Description:
Optimizing a table with concurrent XA on the source may cause the replica to hang. The root cause of this problem is that the 'optimize table' operation for innodb is implemented as 'recreate + analyze'. The execlusive MDL lock is released after recreating but before writing 'optimize table' to binlog. An XA transaction may happen during this interval and write to binlog. The sequence of events in binlog is as follows:
xa start
dml
xa end
xa prepare
optimize table
The incorrect sequence of events in binlog leads replica to hang.

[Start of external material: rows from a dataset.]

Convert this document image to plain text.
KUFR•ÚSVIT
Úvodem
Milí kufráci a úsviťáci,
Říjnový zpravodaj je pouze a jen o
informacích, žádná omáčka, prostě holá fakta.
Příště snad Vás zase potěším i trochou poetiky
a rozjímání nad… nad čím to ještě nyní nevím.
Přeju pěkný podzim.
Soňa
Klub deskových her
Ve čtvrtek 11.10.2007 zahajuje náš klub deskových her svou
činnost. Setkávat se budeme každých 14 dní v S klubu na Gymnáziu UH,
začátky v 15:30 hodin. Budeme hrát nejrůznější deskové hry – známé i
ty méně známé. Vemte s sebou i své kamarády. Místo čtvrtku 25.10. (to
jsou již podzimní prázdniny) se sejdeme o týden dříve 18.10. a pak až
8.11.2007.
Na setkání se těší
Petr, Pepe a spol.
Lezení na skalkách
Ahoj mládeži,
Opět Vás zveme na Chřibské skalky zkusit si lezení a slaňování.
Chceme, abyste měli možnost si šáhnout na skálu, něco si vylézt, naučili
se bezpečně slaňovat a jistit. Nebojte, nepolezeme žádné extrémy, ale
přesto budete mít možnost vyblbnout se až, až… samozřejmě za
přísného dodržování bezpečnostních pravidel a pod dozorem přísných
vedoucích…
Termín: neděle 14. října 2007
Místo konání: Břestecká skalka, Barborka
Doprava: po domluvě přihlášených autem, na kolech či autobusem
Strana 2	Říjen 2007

This issue is similar with https://bugs.mysql.com/bug.php?id=93761
How to repeat:
Some debug sync points are required:
diff --git a/sql/sql_admin.cc b/sql/sql_admin.cc
index 6ed8095577c..29cc3ee0566 100644
--- a/sql/sql_admin.cc
+++ b/sql/sql_admin.cc
@@ -1324,6 +1324,8 @@ static bool mysql_admin_table(
}
close_thread_tables(thd);
thd->mdl_context.release_transactional_locks();
+
+ DEBUG_SYNC(current_thd, "optimize_wait_after_recreating_table");
/* Clear references to TABLE and MDL_ticket after releasing them. */
table->table = nullptr;
table->mdl_request.ticket = nullptr;
@@ -1993,6 +1995,7 @@ bool Sql_cmd_optimize_table::execute(THD *thd) {
*/
res = write_bin_log(thd, true, thd->query().str, thd->query().length);
}
+ DEBUG_SYNC(current_thd, "optimize_after_writing_binlog");
thd->lex->query_block->m_table_list.first = first_table;
thd->lex->query_tables = first_table;
test script:
source include/have_debug_sync.inc;
source include/master-slave.inc;
connect (master2,localhost,root,,test,$MASTER_MYPORT,);
connection master;
create table t1(id int,c1 int);
insert into t1 values(1,1),(2,2);
set debug_sync="optimize_wait_after_recreating_table signal xa_start wait_for optimize_continue";
set debug_sync="optimize_after_writing_binlog signal xa_commit";
send optimize table t1;
connection master2;
set debug_sync="now wait_for xa_start";
xa start 'xa_test1';
insert into t1 values(3,3);
xa end 'xa_test1';
xa prepare 'xa_test1';
set debug_sync="now signal optimize_continue wait_for xa_commit";
xa commit 'xa_test1';
source include/sync_slave_sql_with_master.inc;
connection master;
reap;
drop table t1;
source include/sync_slave_sql_with_master.inc;
connection master;
disconnect master2;
source include/rpl_end.inc;
Suggested fix:
Perhaps the binlog of 'optimize table' should be written before releasing the execlusive MDL lock.
For InnoDB tables, it is more preferable to replace the 'optimize table' operation with 'alter + analyze' if XA is being used.